Hört euch nochmal das Audiofile der Differenz an. Hört ihr was? Es sollte genau exakt 4 mal der gleiche Loop sein.

was bei dem Audiobeispiel der Phasendifferenz aber lustig ist: man hört sogar dass es nicht viermal die gleiche Differenz ist (Obwohl es 4 mal der gleiche Loop im Sequenzer hintereinander ist - natürlich mit Gridsnap arrangiert: http://abload.de/img/unbenannty9uld.jpg - und natürlich ohne Effekte und Firlefanz - sollte eigentlich selbsterklärend sein).
Da sieht man halt mal wieder: Solche Timestretch Dinger und pipapo algorithmen sind einfach unberechenbar. Ich mag das nicht.

Das mag für Hobbymusiker alles reichen, aber Cubase sollte einen anderen Anspruch haben. Ich mag es nicht bei manchen DIngen, und greife daher auf Resampling zurück, und genau dafür wäre eine Komfortfunktion hilfreich die ich mir seit Jahren wünsche…

Bei 40:15 anhören

http://www.youtube.com/watch?v=2NVt19L9AAs#t=317

der ist auch meiner Meinung…

dazu auch nochmal diesen post von mir, den ich leider unübersichtlicherweise in einem anderen Thread (http://www.steinberg.net/forums/viewtopic.php?f=176&t=49108) gepostet habe:

Und das bei 42:45 ist schon seit Jahren auch meine Meinung.
STEINBERG:
Bitte her mit der Loop Funktion!!!

Pardon, das musste ich gerade mal wieder posten, zum gefühlt 10 mal oder so, als ich das Video sah.

Den Timestretch Algos traue ich bei Drumloops nicht.
Ich komme da mit Slicen meist zu besseren Ergebnissen.
Ich kann nachvollziehen, daß du der Angelegenheit sehr skeptisch gegenüberstehst.

bei SX3 konnte man die Algos glaube ich noch ganz abschalten, dadurch hatte man mit der Uhr am Mauszeiger dann auch Resampling.
Wie du schon richtig bemerkt hast, kann man das nur noch über die Resampling option machen.
Ich wäre auch dafür, das man noch für die Hardcoreuser eine Resampling option im Timestretching zulassen sollte.

dafür!
Fällt mir noch etwas ein zu diesem Thema:
Ich möchte per Info-Zeile Audio (Regions) transponieren,
und es soll sich ganz so wie beim alten Hardwaresampler verhalten -
also nur reines Pitching ohne Längenkorrektur u. ohne Formantkorrektur!
(soll heissen: tiefer gestimmt = länger/langsamer, und höher gestimmt = kürzer/schneller)
Die Algos und Tools sind dafür ja längst vorhanden, fehlt nur ein klein bisschen etwas…

Das fände ich äusserst brauchbar. Noch jemand?

Jo, ich!
Seit Cubase 6 gibt es ja die Elastic Pro Tape Algos, aber man weiß ja nie wie viel man da Strechen muss um auf die gewünschte Tonhöhe zu kommen. :wink: Wäre cool wenn man im Audio-Pool zusätzlich zum Timestrech-Algo noch den Pitch-Shift Algo auswählen könnte, der sich dann auf die Pitch-Parameter (z.B. in der Infozeile) auswirkt.
Klasse Idee! :slight_smile:

Ich will ja damit keinem vor den Bug schiessen, aber da es keine Feature Request Unter Forumsseite gibt, dachte ich ist der Thread gut aufgehoben?

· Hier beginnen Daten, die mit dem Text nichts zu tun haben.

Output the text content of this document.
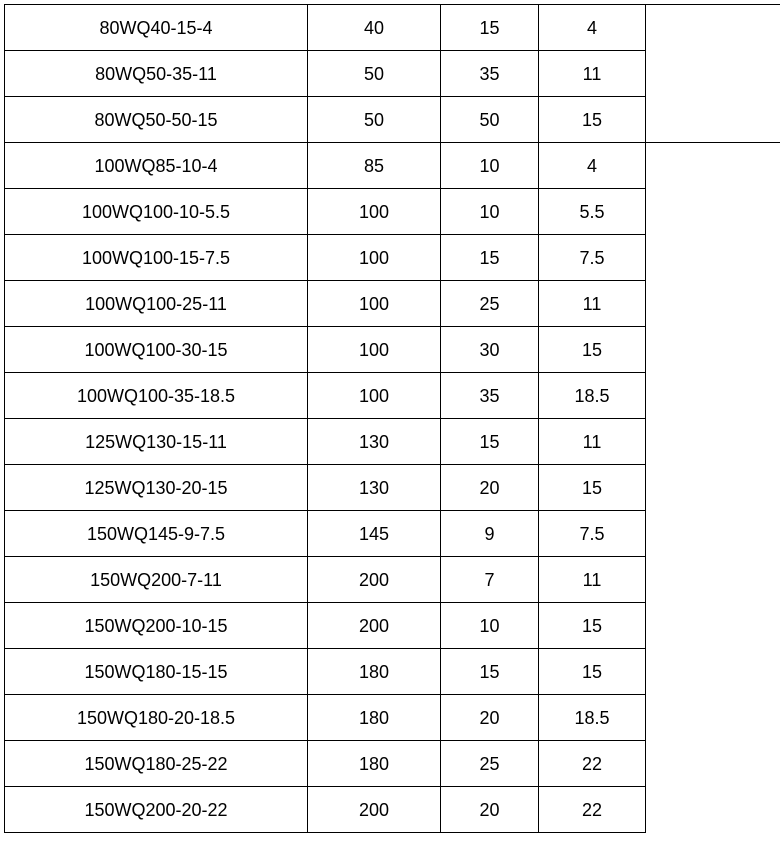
80WQ40-15-4	40	15	4	
80WQ50-35-11	50	35	11	
80WQ50-50-15	50	50	15	
100WQ85-10-4	85	10	4	
100WQ100-10-5.5	100	10	5.5	
100WQ100-15-7.5	100	15	7.5	
100WQ100-25-11	100	25	11	
100WQ100-30-15	100	30	15	
100WQ100-35-18.5	100	35	18.5	
125WQ130-15-11	130	15	11	
125WQ130-20-15	130	20	15	
150WQ145-9-7.5	145	9	7.5	
150WQ200-7-11	200	7	11	
150WQ200-10-15	200	10	15	
150WQ180-15-15	180	15	15	
150WQ180-20-18.5	180	20	18.5	
150WQ180-25-22	180	25	22	
150WQ200-20-22	200	20	22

Ich denke ich konnte gut darlegen was fehlt, und denke es ist leicht zu erkennen dass es nicht schwer ist das zu implementieren weil alle Funktionen quasi schon vorhanden sind.

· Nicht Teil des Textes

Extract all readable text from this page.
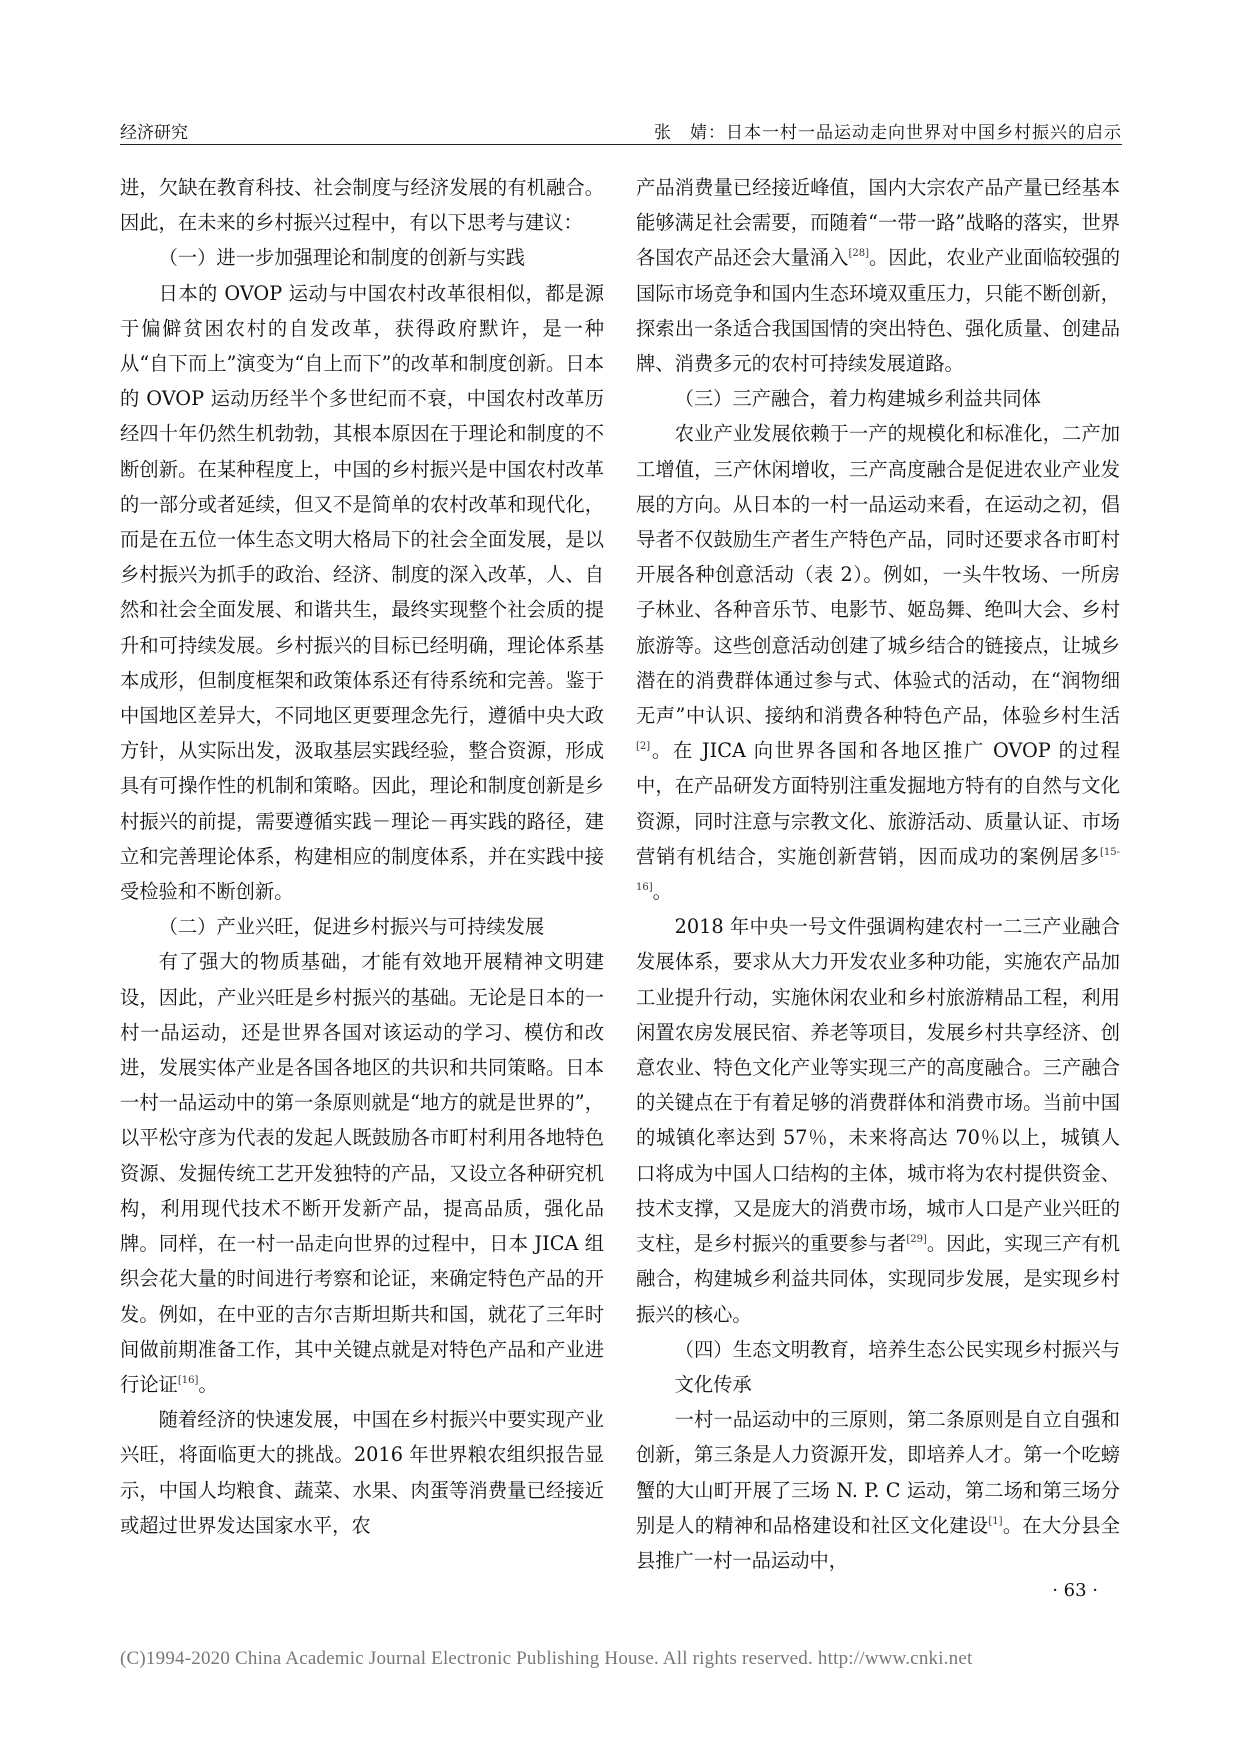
经济研究	张　婧：日本一村一品运动走向世界对中国乡村振兴的启示

进，欠缺在教育科技、社会制度与经济发展的有机融合。因此，在未来的乡村振兴过程中，有以下思考与建议：

（一）进一步加强理论和制度的创新与实践

日本的 OVOP 运动与中国农村改革很相似，都是源于偏僻贫困农村的自发改革，获得政府默许，是一种从“自下而上”演变为“自上而下”的改革和制度创新。日本的 OVOP 运动历经半个多世纪而不衰，中国农村改革历经四十年仍然生机勃勃，其根本原因在于理论和制度的不断创新。在某种程度上，中国的乡村振兴是中国农村改革的一部分或者延续，但又不是简单的农村改革和现代化，而是在五位一体生态文明大格局下的社会全面发展，是以乡村振兴为抓手的政治、经济、制度的深入改革，人、自然和社会全面发展、和谐共生，最终实现整个社会质的提升和可持续发展。乡村振兴的目标已经明确，理论体系基本成形，但制度框架和政策体系还有待系统和完善。鉴于中国地区差异大，不同地区更要理念先行，遵循中央大政方针，从实际出发，汲取基层实践经验，整合资源，形成具有可操作性的机制和策略。因此，理论和制度创新是乡村振兴的前提，需要遵循实践－理论－再实践的路径，建立和完善理论体系，构建相应的制度体系，并在实践中接受检验和不断创新。

（二）产业兴旺，促进乡村振兴与可持续发展

有了强大的物质基础，才能有效地开展精神文明建设，因此，产业兴旺是乡村振兴的基础。无论是日本的一村一品运动，还是世界各国对该运动的学习、模仿和改进，发展实体产业是各国各地区的共识和共同策略。日本一村一品运动中的第一条原则就是“地方的就是世界的”，以平松守彦为代表的发起人既鼓励各市町村利用各地特色资源、发掘传统工艺开发独特的产品，又设立各种研究机构，利用现代技术不断开发新产品，提高品质，强化品牌。同样，在一村一品走向世界的过程中，日本 JICA 组织会花大量的时间进行考察和论证，来确定特色产品的开发。例如，在中亚的吉尔吉斯坦斯共和国，就花了三年时间做前期准备工作，其中关键点就是对特色产品和产业进行论证[16]。

随着经济的快速发展，中国在乡村振兴中要实现产业兴旺，将面临更大的挑战。2016 年世界粮农组织报告显示，中国人均粮食、蔬菜、水果、肉蛋等消费量已经接近或超过世界发达国家水平，农

产品消费量已经接近峰值，国内大宗农产品产量已经基本能够满足社会需要，而随着“一带一路”战略的落实，世界各国农产品还会大量涌入[28]。因此，农业产业面临较强的国际市场竞争和国内生态环境双重压力，只能不断创新，探索出一条适合我国国情的突出特色、强化质量、创建品牌、消费多元的农村可持续发展道路。

（三）三产融合，着力构建城乡利益共同体

农业产业发展依赖于一产的规模化和标准化，二产加工增值，三产休闲增收，三产高度融合是促进农业产业发展的方向。从日本的一村一品运动来看，在运动之初，倡导者不仅鼓励生产者生产特色产品，同时还要求各市町村开展各种创意活动（表 2）。例如，一头牛牧场、一所房子林业、各种音乐节、电影节、姬岛舞、绝叫大会、乡村旅游等。这些创意活动创建了城乡结合的链接点，让城乡潜在的消费群体通过参与式、体验式的活动，在“润物细无声”中认识、接纳和消费各种特色产品，体验乡村生活[2]。在 JICA 向世界各国和各地区推广 OVOP 的过程中，在产品研发方面特别注重发掘地方特有的自然与文化资源，同时注意与宗教文化、旅游活动、质量认证、市场营销有机结合，实施创新营销，因而成功的案例居多[15-16]。

2018 年中央一号文件强调构建农村一二三产业融合发展体系，要求从大力开发农业多种功能，实施农产品加工业提升行动，实施休闲农业和乡村旅游精品工程，利用闲置农房发展民宿、养老等项目，发展乡村共享经济、创意农业、特色文化产业等实现三产的高度融合。三产融合的关键点在于有着足够的消费群体和消费市场。当前中国的城镇化率达到 57％，未来将高达 70％以上，城镇人口将成为中国人口结构的主体，城市将为农村提供资金、技术支撑，又是庞大的消费市场，城市人口是产业兴旺的支柱，是乡村振兴的重要参与者[29]。因此，实现三产有机融合，构建城乡利益共同体，实现同步发展，是实现乡村振兴的核心。

（四）生态文明教育，培养生态公民实现乡村振兴与文化传承

一村一品运动中的三原则，第二条原则是自立自强和创新，第三条是人力资源开发，即培养人才。第一个吃螃蟹的大山町开展了三场 N. P. C 运动，第二场和第三场分别是人的精神和品格建设和社区文化建设[1]。在大分县全县推广一村一品运动中，

· 63 ·
(C)1994-2020 China Academic Journal Electronic Publishing House. All rights reserved. http://www.cnki.net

Es ist quasi ein Workflow Enhancement, welches Cubase vs anderen DAW’s sicherlich bei einigen Leuten einen Vorteil verschaffen könnte.

Da aber von offizieller Seite noch niemand geantwortet hat, rätsele ich noch immer, ob ich es verständlich genug ausformuliert habe.

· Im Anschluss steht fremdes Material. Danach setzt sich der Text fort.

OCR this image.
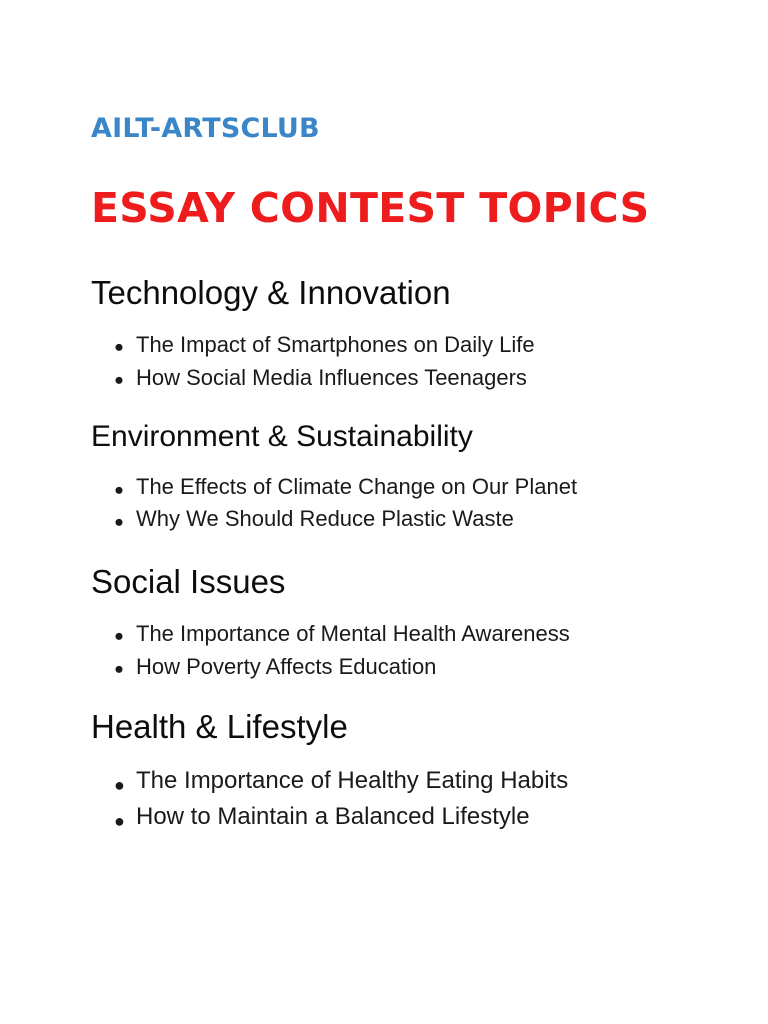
AILT-ARTSCLUB
ESSAY CONTEST TOPICS
Technology & Innovation
● The Impact of Smartphones on Daily Life
● How Social Media Influences Teenagers
Environment & Sustainability
● The Effects of Climate Change on Our Planet
● Why We Should Reduce Plastic Waste
Social Issues
● The Importance of Mental Health Awareness
● How Poverty Affects Education
Health & Lifestyle
● The Importance of Healthy Eating Habits
● How to Maintain a Balanced Lifestyle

Da brauchste nicht drauf zu warten…

nicht nur Hardcore user würden das gerne haben, auch für jede andere Art elektronischer Musik ist sowas sicher toll, mann kann mit Resampling denk ich mal schöne Artefakte machen die den song zugute kommen. Die jetztigen Time-Strech-Algos klingen quasi schon zu gut wenn man arge Effekte damit machen will.

ja das ist sehr schade, und immernoch keine news dazu.

Leider kommt es mir manchmal so vor als wird Cubase als Gitarrenrockband Recorder vermarktet und angesehen. und für die “doofen” Elektroniker reicht es mal ein paar Groovepad Samples und synthesizer mit toll klingenden namen oder ‘DJ’ im Namen einzufügen. Die echten Kerninhalte die gewünscht werden obwohl sie nicht viel kosten würden werden nicht angefasst. (Ich habe auch früher Jahre lang Gitarre gespielt, auch akustische und war sogar mal in einer Band, bitte mögt mich auch ^^)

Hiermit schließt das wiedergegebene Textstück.